La sencillez de aquel encuentro nos recuerda cual es el corazón de nuestro catolicismo. El catolicismo, o es sencillo y solidario, o no es catolicismo. Decía el profeta Miqueas: “Lo que YHWH quiere de ti es solamente: que defiendas el derecho, que ames la lealtad y camines humildemente con tu Dios” (Miq 6, 8)
Por ello, en un país en el que nos hemos habituado a la desigualdad, a las discriminaciones y desprecios, los creyentes estamos llamados a apreciar y decir bien, a restaurar y generar vínculos, lazos de amistad sincera, personales y sociales. Reconozcamos el valor que tiene cada cultura y cada pueblo. El Papa Francisco nos ha llamado especialmente a reconocer y alentar a los pueblos originarios amazónicos, ante la voracidad que destruye su hábitat natural y cuyo Sínodo está por realizarse en octubre próximo. Tenía razón el Amauta Julio Cotler cuando dijo: “El gran problema del Perú es la falta de experiencias compartidas”. Porque compartir mutuamente nuestros aprecios nos educará sin segmentación y nos permitirá idear cómo vivir establemente las relaciones humanas. Y ello nos permitirá construir una paz social duradera. Siendo un Perú tan diverso y desigual, es indispensable construir unidos una visión compartida. Ello convoca a dejar de lado los intereses particulares y priorizar el bien común, asi podremos poner límites a los poderes sin control.
La Iglesia existe para anunciar esta buena noticia, “la alegría del evangelio” de Jesús, y con ella ayudar a sacarnos de los estancamientos humanos, sociales e incluso pastorales que nos distancian y desprecian a nuestro pueblo. Seguir el proyecto de reforma por una “Iglesia en salida” las periferias, propuesto el Papa Francisco fiel al concilio Vaticano II, es el desafío que nos propone también a la Iglesia en nuestra ciudad de Lima, para servir al Perú.
Como el pastor responsable de la Arquidiócesis de Lima, quiero invitarlos realizar juntos ese sueño de una Iglesia de todos y todas, para todos y para todas, particularmente para los más vulnerables de nuestra patria. Necesitamos construir una nación que reconozca su valor y dignidad.
Queridos hermanos y hermanas, hoy que celebramos el aniversario patrio, recordemos el sentido que dio José de la Torre Ugarte la última frase del Himno Nacional: “renovemos el gran juramento que rendimos al Dios de Jacob”.

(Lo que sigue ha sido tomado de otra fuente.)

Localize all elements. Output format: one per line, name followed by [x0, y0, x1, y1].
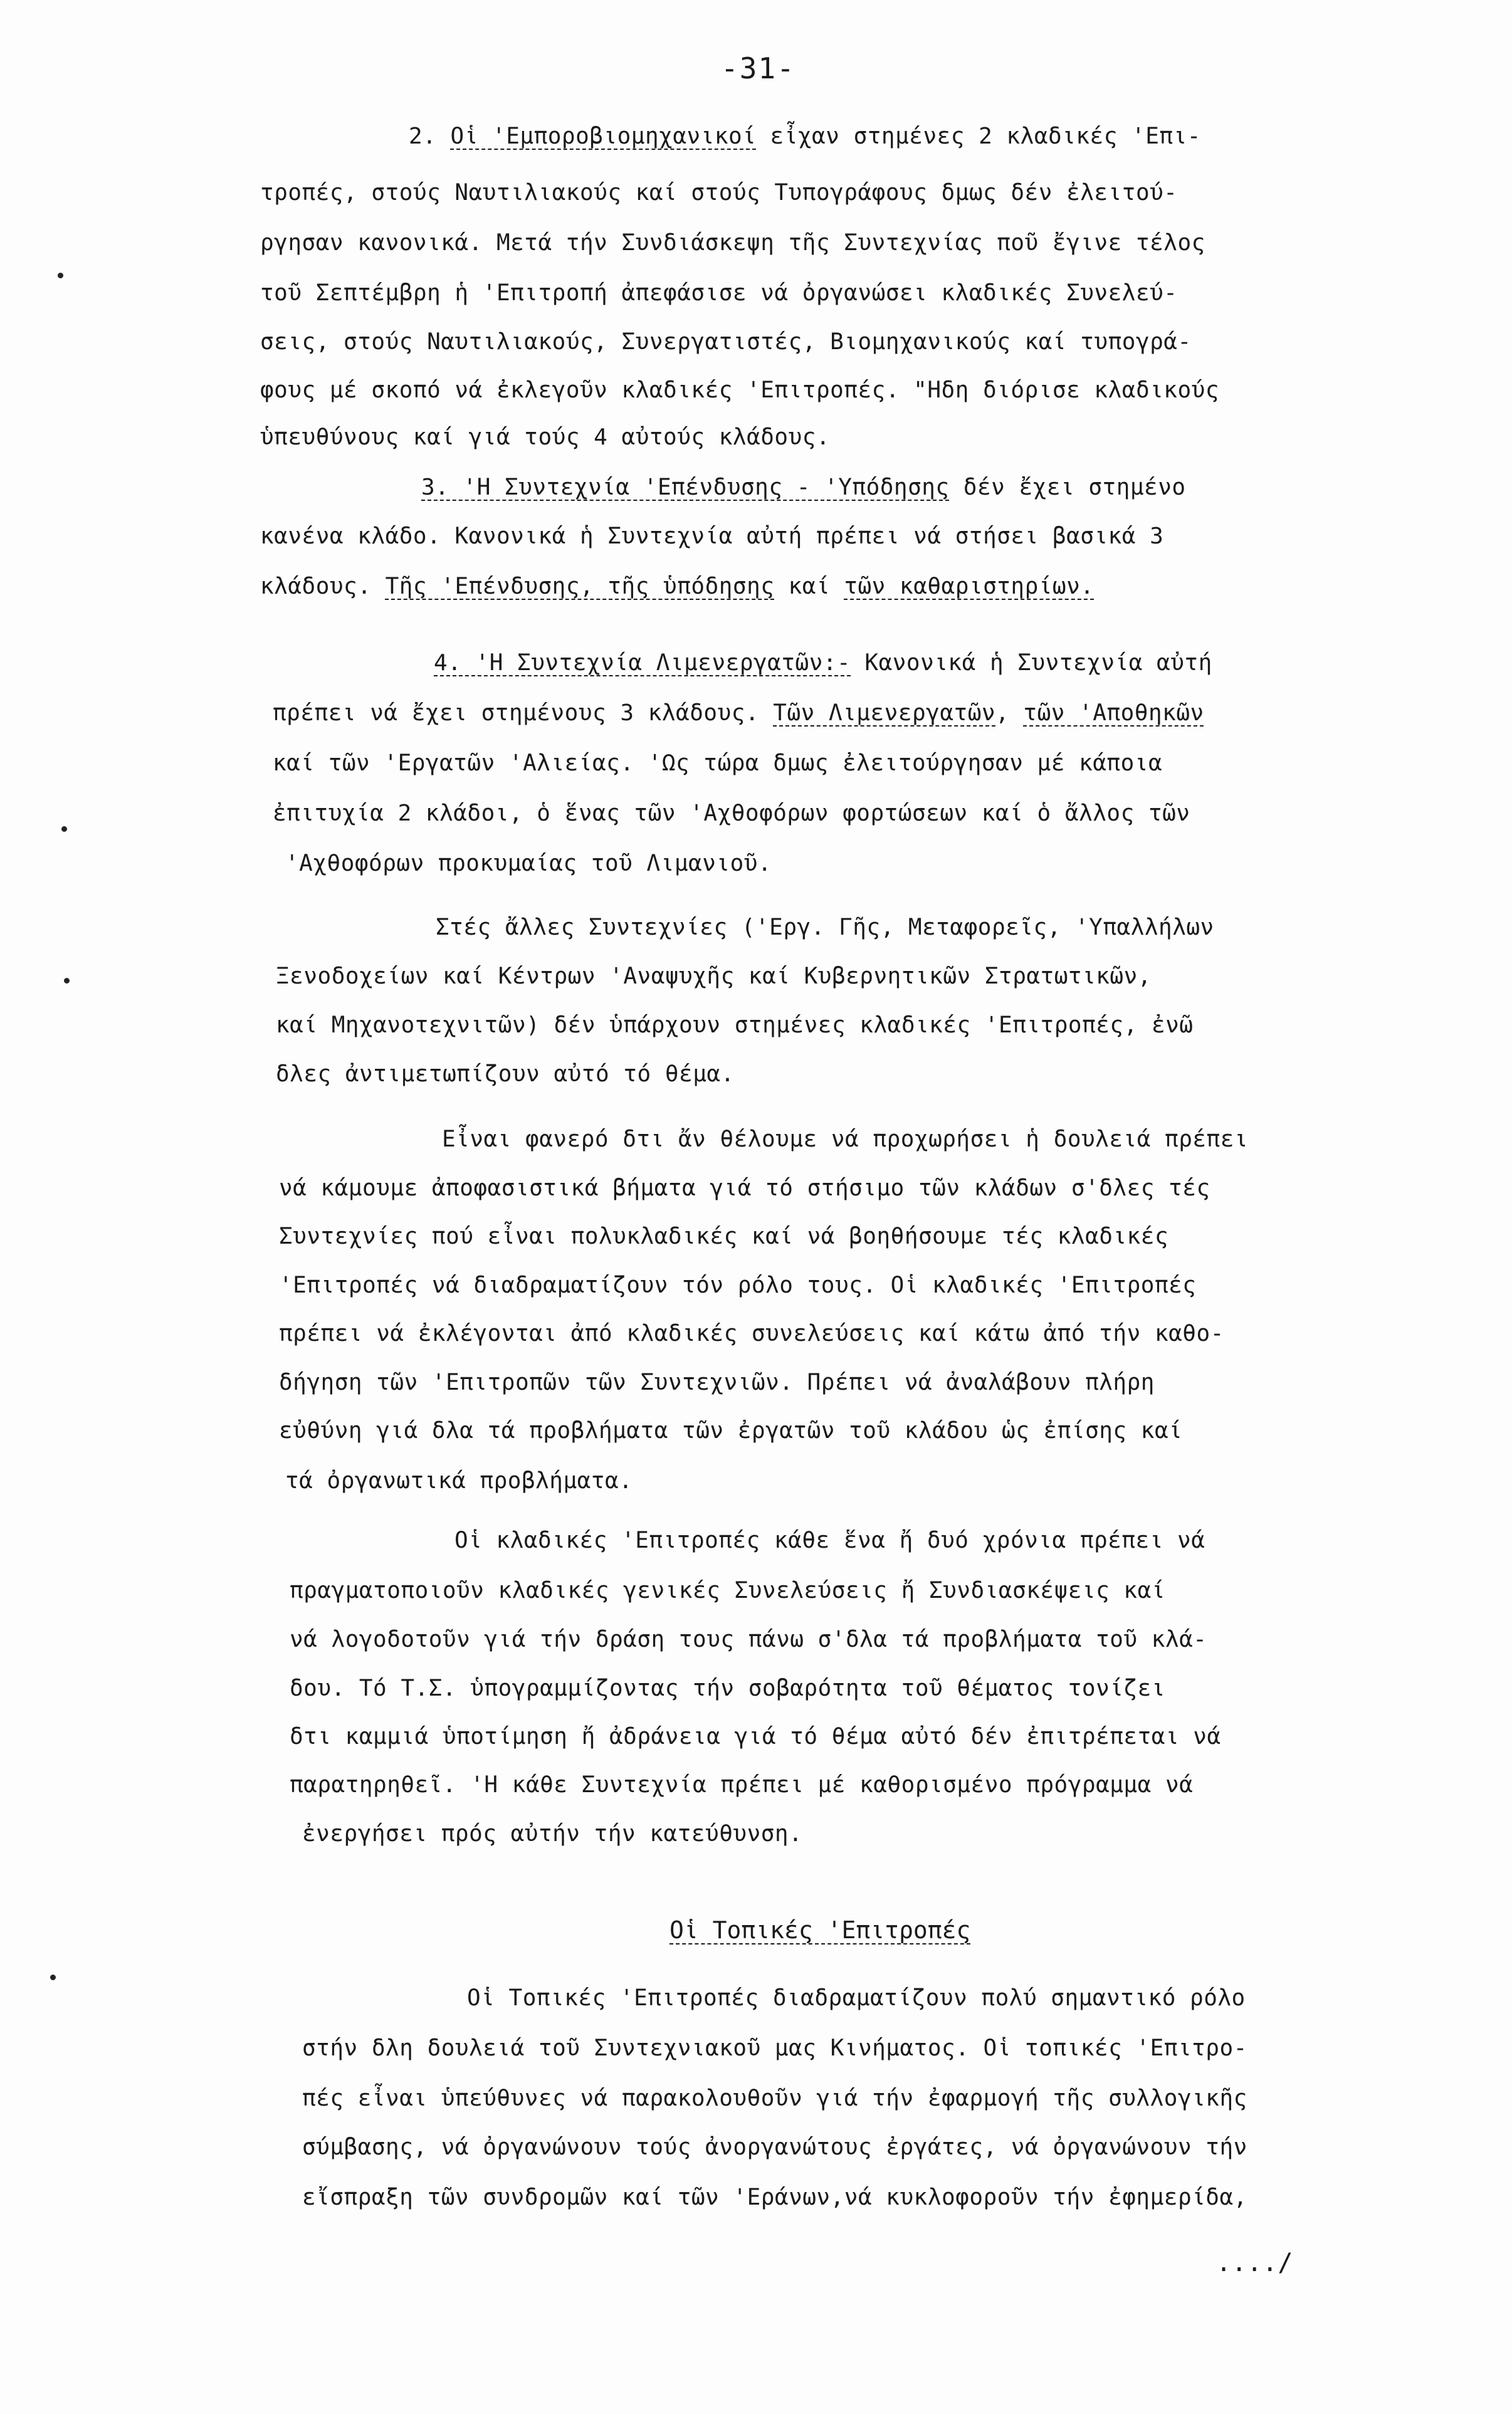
paragraph-6-line-2: πραγματοποιοῦν κλαδικές γενικές Συνελεύσεις ἤ Συνδιασκέψεις καί	[290, 1578, 1165, 1603]
underlined-phrase: τῶν καθαριστηρίων.	[844, 574, 1095, 599]
paragraph-4-line-1: Στές ἄλλες Συντεχνίες ('Εργ. Γῆς, Μεταφορεῖς, 'Υπαλλήλων	[436, 915, 1214, 940]
margin-dot	[58, 273, 63, 278]
continuation-marker: ..../	[1216, 2249, 1293, 2277]
underlined-phrase: 3. 'Η Συντεχνία 'Επένδυσης - 'Υπόδησης	[421, 475, 950, 500]
paragraph-1-line-3: ργησαν κανονικά. Μετά τήν Συνδιάσκεψη τῆς Συντεχνίας ποῦ ἔγινε τέλος	[260, 230, 1205, 256]
paragraph-5-line-1: Εἶναι φανερό δτι ἄν θέλουμε νά προχωρήσει ἡ δουλειά πρέπει	[442, 1126, 1249, 1152]
paragraph-6-line-4: δου. Τό Τ.Σ. ὑπογραμμίζοντας τήν σοβαρότητα τοῦ θέματος τονίζει	[290, 1676, 1165, 1701]
paragraph-3-line-4: ἐπιτυχία 2 κλάδοι, ὁ ἕνας τῶν 'Αχθοφόρων φορτώσεων καί ὁ ἄλλος τῶν	[273, 800, 1190, 826]
paragraph-3-line-3: καί τῶν 'Εργατῶν 'Αλιείας. 'Ως τώρα δμως ἐλειτούργησαν μέ κάποια	[273, 750, 1163, 776]
paragraph-6-line-7: ἐνεργήσει πρός αὐτήν τήν κατεύθυνση.	[302, 1821, 803, 1847]
margin-dot	[64, 978, 70, 984]
paragraph-3-line-1: 4. 'Η Συντεχνία Λιμενεργατῶν:- Κανονικά ἡ Συντεχνία αὐτή	[434, 650, 1212, 676]
paragraph-4-line-2: Ξενοδοχείων καί Κέντρων 'Αναψυχῆς καί Κυβερνητικῶν Στρατωτικῶν,	[276, 963, 1152, 989]
paragraph-7-line-4: σύμβασης, νά ὀργανώνουν τούς ἀνοργανώτους ἐργάτες, νά ὀργανώνουν τήν	[302, 2134, 1247, 2160]
paragraph-1-line-1: 2. Οἱ 'Εμποροβιομηχανικοί εἶχαν στημένες 2 κλαδικές 'Επι-	[409, 123, 1201, 149]
paragraph-5-line-4: 'Επιτροπές νά διαδραματίζουν τόν ρόλο τους. Οἱ κλαδικές 'Επιτροπές	[279, 1273, 1197, 1298]
paragraph-1-line-5: σεις, στούς Ναυτιλιακούς, Συνεργατιστές, Βιομηχανικούς καί τυπογρά-	[260, 329, 1192, 355]
paragraph-6-line-5: δτι καμμιά ὑποτίμηση ἤ ἀδράνεια γιά τό θέμα αὐτό δέν ἐπιτρέπεται νά	[290, 1724, 1221, 1750]
underlined-phrase: 4. 'Η Συντεχνία Λιμενεργατῶν:-	[434, 650, 851, 676]
paragraph-7-line-2: στήν δλη δουλειά τοῦ Συντεχνιακοῦ μας Κινήματος. Οἱ τοπικές 'Επιτρο-	[302, 2035, 1247, 2061]
paragraph-2-line-3: κλάδους. Τῆς 'Επένδυσης, τῆς ὑπόδησης καί τῶν καθαριστηρίων.	[260, 574, 1095, 599]
paragraph-1-line-4: τοῦ Σεπτέμβρη ἡ 'Επιτροπή ἀπεφάσισε νά ὀργανώσει κλαδικές Συνελεύ-	[260, 280, 1178, 306]
paragraph-3-line-2: πρέπει νά ἔχει στημένους 3 κλάδους. Τῶν Λιμενεργατῶν, τῶν 'Αποθηκῶν	[273, 700, 1204, 726]
paragraph-2-line-1: 3. 'Η Συντεχνία 'Επένδυσης - 'Υπόδησης δέν ἔχει στημένο	[421, 475, 1186, 500]
page-number: -31-	[721, 51, 795, 85]
paragraph-5-line-3: Συντεχνίες πού εἶναι πολυκλαδικές καί νά βοηθήσουμε τές κλαδικές	[279, 1224, 1169, 1249]
paragraph-7-line-3: πές εἶναι ὑπεύθυνες νά παρακολουθοῦν γιά τήν ἐφαρμογή τῆς συλλογικῆς	[302, 2086, 1247, 2111]
paragraph-6-line-1: Οἱ κλαδικές 'Επιτροπές κάθε ἕνα ἤ δυό χρόνια πρέπει νά	[454, 1528, 1205, 1553]
paragraph-7-line-1: Οἱ Τοπικές 'Επιτροπές διαδραματίζουν πολύ σημαντικό ρόλο	[467, 1985, 1246, 2011]
underlined-phrase: Τῶν Λιμενεργατῶν	[773, 700, 996, 726]
paragraph-1-line-7: ὑπευθύνους καί γιά τούς 4 αὐτούς κλάδους.	[260, 424, 831, 450]
paragraph-1-line-6: φους μέ σκοπό νά ἐκλεγοῦν κλαδικές 'Επιτροπές. "Ηδη διόρισε κλαδικούς	[260, 377, 1219, 403]
paragraph-4-line-4: δλες ἀντιμετωπίζουν αὐτό τό θέμα.	[276, 1061, 735, 1087]
paragraph-5-line-6: δήγηση τῶν 'Επιτροπῶν τῶν Συντεχνιῶν. Πρέπει νά ἀναλάβουν πλήρη	[279, 1370, 1155, 1395]
paragraph-6-line-6: παρατηρηθεῖ. 'Η κάθε Συντεχνία πρέπει μέ καθορισμένο πρόγραμμα νά	[290, 1772, 1194, 1798]
paragraph-5-line-8: τά ὀργανωτικά προβλήματα.	[285, 1468, 633, 1494]
underlined-phrase: Οἱ 'Εμποροβιομηχανικοί	[450, 123, 757, 149]
paragraph-7-line-5: εἴσπραξη τῶν συνδρομῶν καί τῶν 'Εράνων,νά κυκλοφοροῦν τήν ἐφημερίδα,	[302, 2185, 1247, 2210]
paragraph-1-line-2: τροπές, στούς Ναυτιλιακούς καί στούς Τυπογράφους δμως δέν ἐλειτού-	[260, 180, 1178, 206]
paragraph-6-line-3: νά λογοδοτοῦν γιά τήν δράση τους πάνω σ'δλα τά προβλήματα τοῦ κλά-	[290, 1627, 1207, 1652]
underlined-phrase: τῶν 'Αποθηκῶν	[1023, 700, 1204, 726]
underlined-phrase: Τῆς 'Επένδυσης, τῆς ὑπόδησης	[385, 574, 775, 599]
paragraph-3-line-5: 'Αχθοφόρων προκυμαίας τοῦ Λιμανιοῦ.	[285, 851, 772, 876]
section-heading: Οἱ Τοπικές 'Επιτροπές	[669, 1916, 971, 1944]
paragraph-4-line-3: καί Μηχανοτεχνιτῶν) δέν ὑπάρχουν στημένες κλαδικές 'Επιτροπές, ἐνῶ	[276, 1012, 1194, 1038]
paragraph-5-line-5: πρέπει νά ἐκλέγονται ἀπό κλαδικές συνελεύσεις καί κάτω ἀπό τήν καθο-	[279, 1321, 1224, 1346]
margin-dot	[61, 826, 67, 832]
paragraph-5-line-7: εὐθύνη γιά δλα τά προβλήματα τῶν ἐργατῶν τοῦ κλάδου ὡς ἐπίσης καί	[279, 1418, 1183, 1444]
paragraph-2-line-2: κανένα κλάδο. Κανονικά ἡ Συντεχνία αὐτή πρέπει νά στήσει βασικά 3	[260, 523, 1164, 549]
paragraph-5-line-2: νά κάμουμε ἀποφασιστικά βήματα γιά τό στήσιμο τῶν κλάδων σ'δλες τές	[279, 1175, 1210, 1201]
margin-dot	[50, 1975, 56, 1980]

Alude allí al relato del Génesis en que Jacob vivía contrariado con su hermano Esaú. Este lo perseguía y maltrataba. Jacob vivía en el miedo, como miedo sentimos los peruanos, que desconfiamos unos de otros, sin conocernos, ni comprendernos, sin apreciar la riqueza de los distintos a nuestro círculo, e incluso sin entendernos a nosotros mismos. Como reflejo de esta tensión, Jacob estando solo pelea denodadamente con un personaje misterioso que representa a sus miedos… Al final Jacob gana la pelea y le grita a aquel: ¡Bendíceme! Lo que obtiene es la revelación pacífica, serena y alentadora de un Dios que lo bendice en ese momento, y alienta a retomar la promesa hecha a Abraham de que Dios está para bendecir y no para generar nunca más miedo en nadie.
Quizás por eso los peruanos siempre pedimos bendición. Contrariados pedimos quizás algo más que un barniz para nuestras caídas, pedimos ser amados, y que se diga bien de nosotros para poder renacer, para que adquiramos la fuerza que nos inspire y aliente a resolver nuestros problemas, llenos del amor gratuito de un Dios que nos hizo y nos hace libres.
A ese Dios que nos bendice porque se deja vencer por nosotros en la cruz de Jesús, le agradecemos que no se haya bajado de ella para acabarnos, y que se haya quedado allí aceptando la muerte para darnos su perdón, entregarnos su Espíritu y abrirnos a la esperanza resucitando.
Queridos hermanos y hermanas, creyentes, no creyentes o creyentes de otros credos, con el debido respeto, los invito a que renovemos el gran juramento en los valores que fundaron nuestra patria y que pueden ayudarnos a convivir, con comprensión y firmeza, como hermanos y hermanas. ¡Muy felices fiestas patrias!